With only a year to go until IR35 changes are enforced in the private sector, it emerged last week that HMRC lost a £1.2m IR35 tax tribunal involving the TV presenter and household name, Lorraine Kelly.
HMRC put forward its argument that the contract Ms Kelly’s company (Albatel Ltd) had with ITV Breakfast Ltd between 2012 and 2017 reflected one that belonged inside IR35, meaning that she owed The Treasury an astonishing £1.2m in tax.
Ms Kelly appealed this in February 2017, before the judges came to a verdict that the services provided by Albatel Ltd resembled a self-employed arrangement and not, as HMRC argued, an employee and employer engagement.

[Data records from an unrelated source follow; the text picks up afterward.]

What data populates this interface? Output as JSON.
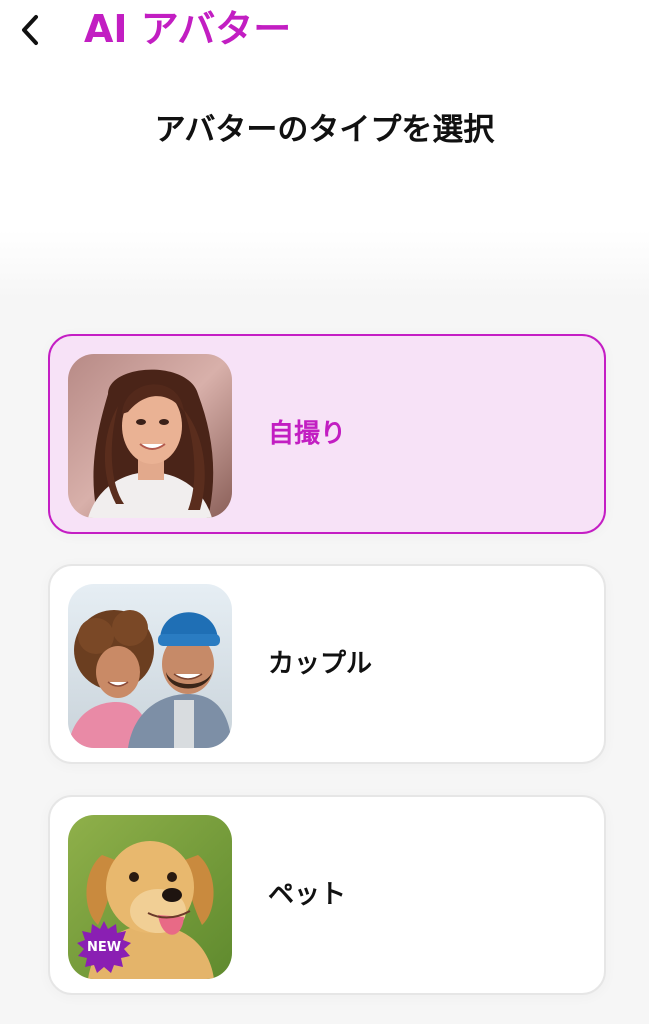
{
  "header": {
    "title": "AI アバター",
    "back_icon": "chevron-left-icon",
    "accent_color": "#c21ec2"
  },
  "subtitle": "アバターのタイプを選択",
  "options": [
    {
      "label": "自撮り",
      "image": "selfie-portrait-photo",
      "selected": true
    },
    {
      "label": "カップル",
      "image": "couple-photo",
      "selected": false
    },
    {
      "label": "ペット",
      "image": "golden-retriever-photo",
      "selected": false,
      "badge": "NEW"
    }
  ]
}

The level of control Ms Kelly had in the contract was the deciding factor. The presenter carried out her work with autonomy and ITV Breakfast Ltd did not have direct control over the way she provided her services. This was emphasised in the case details, which stated: “We accepted Ms Kelly’s evidence that she decided on the running order of the programme, the items to feature and the angle to take in interviews.”
A number of examples that demonstrated Ms Kelly’s level of control were put forward, with the presenter telling the judges she turned down a 4am interview with Sir Elton John for “her convenience.” Similarly, Ms Kelly declined an offer to be involved in the Woman of the Year awards because it clashed with a project she was working on with the BBC at the same time.

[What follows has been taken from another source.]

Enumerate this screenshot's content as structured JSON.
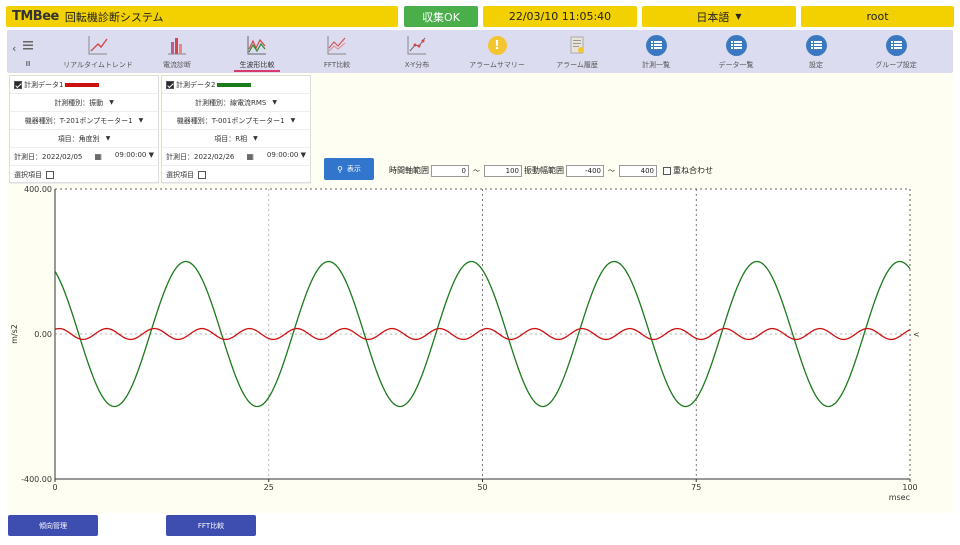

Due to these various factors, the judges decided that ITV wasn’t employing a “servant”, but “rather purchasing a product, namely the brand and individual personality of Lorraine Kelly.”
That Ms Kelly worked on a number of other assignments while engaged in the ITV Breakfast Ltd contract was another sign that she was self-employed and not using her limited company as a vehicle to avoid tax.
For instance, the presenter went on an expedition to Antarctica for four weeks while working for a magazine, which meant she couldn’t work on her ITV contract. In the judge’s eyes, this, along with the fact Ms Kelly also took on writing, designing and advertising work, meant that she could not be considered ‘part and parcel’ of ITV Breakfast Ltd – important for any contractor operating outside IR35 compliantly.
The case details reveal the judges did agree with HMRC that Mutuality of Obligation (MoO) was present (meaning Ms Kelly was obliged to provide a service), but amounted only to the “irreducible minimum,” so it was not a deciding factor in the outcome of the tribunal.
Ms Kelly, the presenter of shows “Lorraine” and “Daybreak” did not have the right to provide a substitute either. But once again, the level of control she had over the services she provided meant that substitution, like MoO, was not determinative.
In what the judges described wasn’t a “borderline” case, Ms Kelly told the court about her frustration in the way HMRC carried out the enquiry. She explained the “significant delay on HMRC’s part” made for a very stressful experience, while the £1.2m tax liability being discussed caused her “significant anxiety.”
You might be aware that Ms Kelly isn’t the only presenter who has been subject to an IR35 investigation in recent years. After finding BBC Look North presenter, Christa Ackroyd, inside IR35 last year, the taxman has been looking closely at a number of other presenters engaged by the broadcaster.
For the thousands of contractors working outside IR35, Ms Kelly’s win shows just how important it is that they are confident in their status and operating compliantly. While HMRC is said to choose contractors to investigate at random, given the significant amount of money that can be involved in a case, it’s better to be safe than sorry.